К началу зимы начались призывы. Из-за неправильной записи еврейских мальчиков в регистрационных книгах обоих сыновей реб Хаима Алтера признали достигшими призывного возраста и призывали в солдаты.
В Лодзи, как и в других еврейских городах и местечках, евреи ходили сутулые от заботы и со страхом поглядывали на своих сыновей, которым исполнился двадцать один год и которые на целых пять лет должны были отправиться служить в дальние русские губернии. У многих призывников уже были жены и дети. Молодые хасиды падали духом, много постились, пили соленую воду, ели много селедки, чтобы выглядеть тощими и изможденными и не понравиться докторам призывной комиссии. Сынки богачей давали деньги врачам и чиновникам, те находили у них изъяны и освобождали от призыва. В армию забирали одних ремесленников и извозчиков. Извозчики заранее заказывали у столяров сундучки и красили их в зеленый цвет. В них они собирались складывать свои вещи, когда пойдут служить у Фони [104] . Тощие ткачи-подмастерья бросали работу и сидели в синагогах, где они должны были учить Псалмы и просить Бога, чтобы Он избавил их от рук иноверцев, но вместо этого, накинув талесы и полотенца на головы, они пекли картошку в больших синагогальных печках.
104
Фоня (уменьшительное от Афанасий) — презрительное прозвище русских (еврейск. сленг).

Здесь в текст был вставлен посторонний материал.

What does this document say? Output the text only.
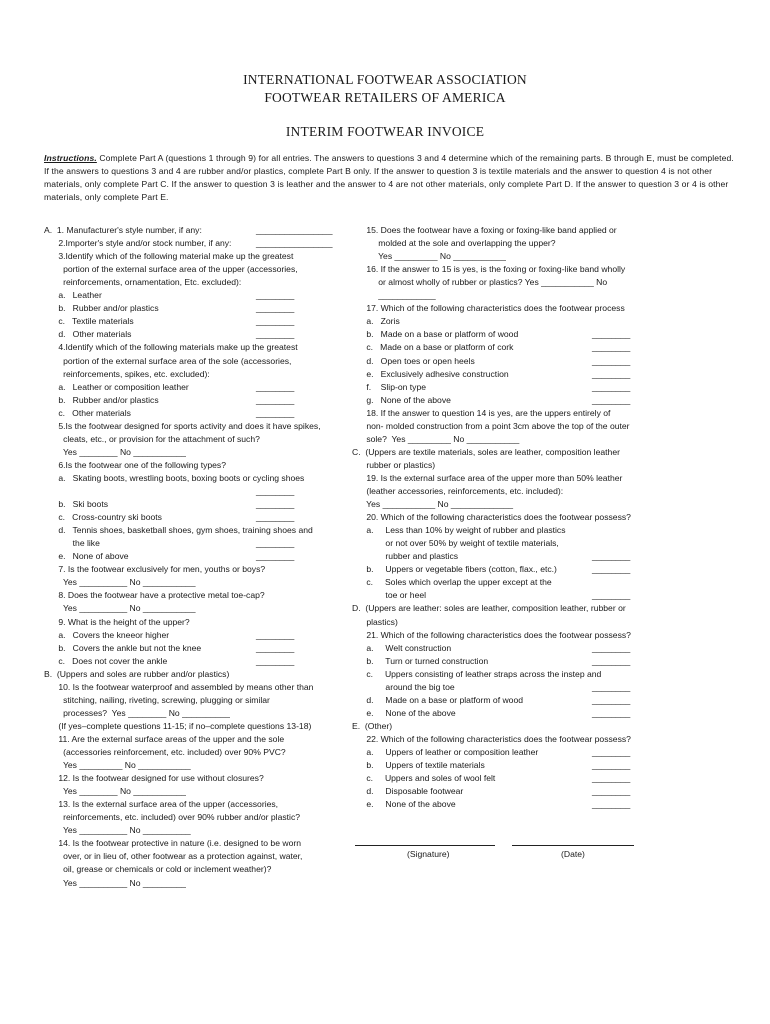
INTERNATIONAL FOOTWEAR ASSOCIATION
FOOTWEAR RETAILERS OF AMERICA
INTERIM FOOTWEAR INVOICE
Instructions. Complete Part A (questions 1 through 9) for all entries. The answers to questions 3 and 4 determine which of the remaining parts. B through E, must be completed. If the answers to questions 3 and 4 are rubber and/or plastics, complete Part B only. If the answer to question 3 is textile materials and the answer to question 4 is not other materials, only complete Part C. If the answer to question 3 is leather and the answer to 4 are not other materials, only complete Part D. If the answer to question 3 or 4 is other materials, only complete Part E.
A.  1. Manufacturer's style number, if any:
2.Importer's style and/or stock number, if any:
3.Identify which of the following material make up the greatest
portion of the external surface area of the upper (accessories,
reinforcements, ornamentation, Etc. excluded):
a.   Leather
b.   Rubber and/or plastics
c.   Textile materials
d.   Other materials
4.Identify which of the following materials make up the greatest
portion of the external surface area of the sole (accessories,
reinforcements, spikes, etc. excluded):
a.   Leather or composition leather
b.   Rubber and/or plastics
c.   Other materials
5.Is the footwear designed for sports activity and does it have spikes,
cleats, etc., or provision for the attachment of such?
Yes ________ No ___________
6.Is the footwear one of the following types?
a.   Skating boots, wrestling boots, boxing boots or cycling shoes
b.   Ski boots
c.   Cross-country ski boots
d.   Tennis shoes, basketball shoes, gym shoes, training shoes and
the like
e.   None of above
7. Is the footwear exclusively for men, youths or boys?
Yes __________ No ___________
8. Does the footwear have a protective metal toe-cap?
Yes __________ No ___________
9. What is the height of the upper?
a.   Covers the kneeor higher
b.   Covers the ankle but not the knee
c.   Does not cover the ankle
B.  (Uppers and soles are rubber and/or plastics)
10. Is the footwear waterproof and assembled by means other than
stitching, nailing, riveting, screwing, plugging or similar
processes?  Yes ________ No __________
(If yes–complete questions 11-15; if no–complete questions 13-18)
11. Are the external surface areas of the upper and the sole
(accessories reinforcement, etc. included) over 90% PVC?
Yes _________ No ___________
12. Is the footwear designed for use without closures?
Yes ________ No ___________
13. Is the external surface area of the upper (accessories,
reinforcements, etc. included) over 90% rubber and/or plastic?
Yes __________ No __________
14. Is the footwear protective in nature (i.e. designed to be worn
over, or in lieu of, other footwear as a protection against, water,
oil, grease or chemicals or cold or inclement weather)?
Yes __________ No _________
________________
________________
________
________
________
________
________
________
________
________
________
________
________
________
________
________
________
15. Does the footwear have a foxing or foxing-like band applied or
molded at the sole and overlapping the upper?
Yes _________ No ___________
16. If the answer to 15 is yes, is the foxing or foxing-like band wholly
or almost wholly of rubber or plastics? Yes ___________ No
____________
17. Which of the following characteristics does the footwear process
a.   Zoris
b.   Made on a base or platform of wood
c.   Made on a base or platform of cork
d.   Open toes or open heels
e.   Exclusively adhesive construction
f.    Slip-on type
g.   None of the above
18. If the answer to question 14 is yes, are the uppers entirely of
non- molded construction from a point 3cm above the top of the outer
sole?  Yes _________ No ___________
C.  (Uppers are textile materials, soles are leather, composition leather
rubber or plastics)
19. Is the external surface area of the upper more than 50% leather
(leather accessories, reinforcements, etc. included):
Yes ___________ No _____________
20. Which of the following characteristics does the footwear possess?
a.     Less than 10% by weight of rubber and plastics
or not over 50% by weight of textile materials,
rubber and plastics
b.     Uppers or vegetable fibers (cotton, flax., etc.)
c.     Soles which overlap the upper except at the
toe or heel
D.  (Uppers are leather: soles are leather, composition leather, rubber or
plastics)
21. Which of the following characteristics does the footwear possess?
a.     Welt construction
b.     Turn or turned construction
c.     Uppers consisting of leather straps across the instep and
around the big toe
d.     Made on a base or platform of wood
e.     None of the above
E.  (Other)
22. Which of the following characteristics does the footwear possess?
a.     Uppers of leather or composition leather
b.     Uppers of textile materials
c.     Uppers and soles of wool felt
d.     Disposable footwear
e.     None of the above
________
________
________
________
________
________
________
________
________
________
________
________
________
________
________
________
________
________
________
(Signature)	(Date)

Они знали, что Псалмы им едва ли помогут, так же как они мало помогли их товарищам, представшим перед призывной комиссией прежде них. Не помогут и жалобы врачам, что сердца их слабы, а зрение испорчено. Они уже знали, что их судьба решена, что они пойдут и отслужат тяжелые пять лет вместо тех, кто подорвал свое здоровье постоянным изучением Торы, и сынков богачей, чьи недуги куплены за деньги. Они не очень верили в силу Псалмов. Они просто делали вид, что их читают. В действительности они занимались в синагоге совсем не богобоязненными делами. Они пили водку, дрались, маршировали с палками в руках, как солдаты. Кто-то вынимал посреди ночи шофар и трубил в него. Кто-то укутывался в талес и устраивал молебны Дней трепета [105] . А некоторые имели обыкновение ходить по домам богачей и хасидским молельням, будить призывников, поднимать их с постелей и тащить с собой в синагогу, чтобы молиться всю ночь.
105
Дни трепета (др.-евр. Ямим нораим) — первые десять дней еврейского года, включающие в себя важнейшие праздники Рош а-Шана и Йом Кипур. Согласно еврейской традиции, в Дни трепета выносится приговор всем живущим на новый год.